The switch arrangement has also been modified. The switches are no less likely to be knocked accidentally, and they arrangement is such that the most commonly used switches are placed closer to the camera body, while those used less frequently are placed further away.
Improved durability is another area that has been addressed. The new lens features better dust and moisture proofing and a more durable Image Stabilization mechanism to ensure it keeps working in all environments.
Lenses like this are highly desirable and can be targeted by thieves. To help to limit the risk of theft, the tripod collar-locking knob features a security attachment point compatible with Kensington-type cable locks. By attaching a cable lock to the locking knob rather than the lens, the lens can still be rotated within the tripod collar without tying the lens up in the cable lock.
Designed with lens Extenders in mind, the EF300mm f/2.8L IS II USM lens functions perfectly with the Canon’s Mark III EF1.4x and EF2x Extenders to provide exceptionally high image quality. To get the best out of the new lens and the Mark III extenders you must ensure you attach the Extender to the lens first, before attaching the whole unit to the camera. This ensures that the combined lens information is transmitted correctly to provide the optimum image quality and focus performance.
A ring-type USM autofocus motor, combined with a high-speed CPU and optimised AF algorithm, delivers fast and near-silent AF with precision. It also provides full-time manual focus so that you can adjust the focus with the focus ring, without first having to switch the lens to manual focus. This allows you to adjust the focus accurately to ensure it is exactly where you want it to be for the most creative control possible. The addition of Power Focus mode allows you to activate a motor driven focus shift for use when shooting movies.
The Image Stabilizer in a Canon lens works by shifting a stabilizer group of elements to compensate for motion detected by a gyroscope in the lens. There are now three IS modes – Mode 1 for general shooting, Mode 2 for panning and Mode 3 which is aimed at sports photographers.
The panning mode, Mode 2 features a modified IS algorithm as well. This new algorithm negates the IS ‘bump’ that can occur when you first start panning the lens providing a more stable viewfinder image. The new IS mode, Mode 3, only activates the IS mechanism when you have the shutter button fully depressed to take an image. For sports photographers moving between shots, this avoids the lens trying to stabilize random, rapid movements and only begins to compensate while you are shooting.
Once activated, the Image Stabilizer gives up the equivalent of four stops of shutter speed so you can handhold and capture acceptably sharp images at much slower shutter speeds.
For movie shooting with on a tripod, the IS mechanism can be left switched on. The lens will detect it is mounted on a tripod and the IS optics will be locked in place so they cannot move. If vibration is detected the IS will then activate to remove vibrations.

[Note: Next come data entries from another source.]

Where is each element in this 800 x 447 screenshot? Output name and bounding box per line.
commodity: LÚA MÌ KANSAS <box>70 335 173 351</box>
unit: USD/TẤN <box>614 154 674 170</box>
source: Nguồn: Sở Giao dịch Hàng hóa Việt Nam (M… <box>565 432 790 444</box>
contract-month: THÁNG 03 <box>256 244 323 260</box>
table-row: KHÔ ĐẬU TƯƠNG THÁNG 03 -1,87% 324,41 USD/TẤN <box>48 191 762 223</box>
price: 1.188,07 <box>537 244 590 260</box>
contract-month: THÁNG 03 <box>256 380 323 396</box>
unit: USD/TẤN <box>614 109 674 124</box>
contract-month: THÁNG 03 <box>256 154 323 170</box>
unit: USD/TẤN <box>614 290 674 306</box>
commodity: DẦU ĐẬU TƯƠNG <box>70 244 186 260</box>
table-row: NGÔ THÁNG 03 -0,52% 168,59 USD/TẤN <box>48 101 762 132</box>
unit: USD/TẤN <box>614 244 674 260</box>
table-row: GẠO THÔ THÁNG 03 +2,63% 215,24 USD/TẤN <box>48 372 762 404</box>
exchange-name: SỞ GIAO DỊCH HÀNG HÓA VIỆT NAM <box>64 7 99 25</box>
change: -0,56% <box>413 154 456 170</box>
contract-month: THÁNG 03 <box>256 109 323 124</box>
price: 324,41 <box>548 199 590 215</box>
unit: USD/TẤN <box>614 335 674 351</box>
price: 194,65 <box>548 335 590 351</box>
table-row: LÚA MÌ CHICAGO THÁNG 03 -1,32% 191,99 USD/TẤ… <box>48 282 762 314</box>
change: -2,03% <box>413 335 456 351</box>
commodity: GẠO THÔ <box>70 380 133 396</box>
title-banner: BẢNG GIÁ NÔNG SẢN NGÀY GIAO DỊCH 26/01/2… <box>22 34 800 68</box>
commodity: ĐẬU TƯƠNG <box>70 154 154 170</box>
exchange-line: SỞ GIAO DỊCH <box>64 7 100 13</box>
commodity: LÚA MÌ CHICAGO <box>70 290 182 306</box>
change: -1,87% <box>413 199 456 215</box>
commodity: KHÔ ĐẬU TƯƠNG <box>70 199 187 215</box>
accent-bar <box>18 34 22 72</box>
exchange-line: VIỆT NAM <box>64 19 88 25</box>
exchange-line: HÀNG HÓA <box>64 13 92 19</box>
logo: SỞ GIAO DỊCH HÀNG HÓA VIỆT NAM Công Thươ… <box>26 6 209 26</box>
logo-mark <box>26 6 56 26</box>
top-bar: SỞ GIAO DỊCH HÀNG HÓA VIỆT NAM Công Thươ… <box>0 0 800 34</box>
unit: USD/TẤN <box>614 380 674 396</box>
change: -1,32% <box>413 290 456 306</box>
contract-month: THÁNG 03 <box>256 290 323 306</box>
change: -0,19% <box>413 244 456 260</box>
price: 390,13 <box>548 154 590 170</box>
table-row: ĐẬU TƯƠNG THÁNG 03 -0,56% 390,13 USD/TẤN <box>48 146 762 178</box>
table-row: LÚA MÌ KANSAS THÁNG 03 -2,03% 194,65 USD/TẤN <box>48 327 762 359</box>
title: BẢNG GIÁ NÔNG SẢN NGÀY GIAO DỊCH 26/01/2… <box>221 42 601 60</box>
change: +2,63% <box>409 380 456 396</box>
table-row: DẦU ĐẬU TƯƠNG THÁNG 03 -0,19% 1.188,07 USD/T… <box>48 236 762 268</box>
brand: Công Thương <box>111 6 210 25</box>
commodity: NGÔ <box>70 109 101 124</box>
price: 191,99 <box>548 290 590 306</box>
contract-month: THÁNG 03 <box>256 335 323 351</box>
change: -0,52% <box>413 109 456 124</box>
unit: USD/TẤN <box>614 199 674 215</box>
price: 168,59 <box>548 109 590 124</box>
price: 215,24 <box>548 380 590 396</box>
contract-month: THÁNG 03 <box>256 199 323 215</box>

Keeping lenses clean is important to ensuring the best image quality possible. To help with this, both the front and rear lens element are coated with fluorine which acts as a non-stick, easy to clean surface to help with the removal of dust and dirt or oils left by fingerprints or from the atmosphere. Fluorine is also used on the filters covering the CMOS sensor camera and the rear LCD panels of several EOS models for the same reason.
Designed for use in digital photography, Canon’s patented lens element coating helps to minimise the ghosting and flare caused by internal reflection - helping to deliver crisp, clear images. The EF24mm f/1.4L II USM was the first Canon lens to feature the SubWavelength structure Coating and it is now found on several lenses in the range. This coating acts like the surface of a moth’s eye to reduce reflection from the surface of the lens - it has the advantage of reducing both flare and ghosting to improve image quality.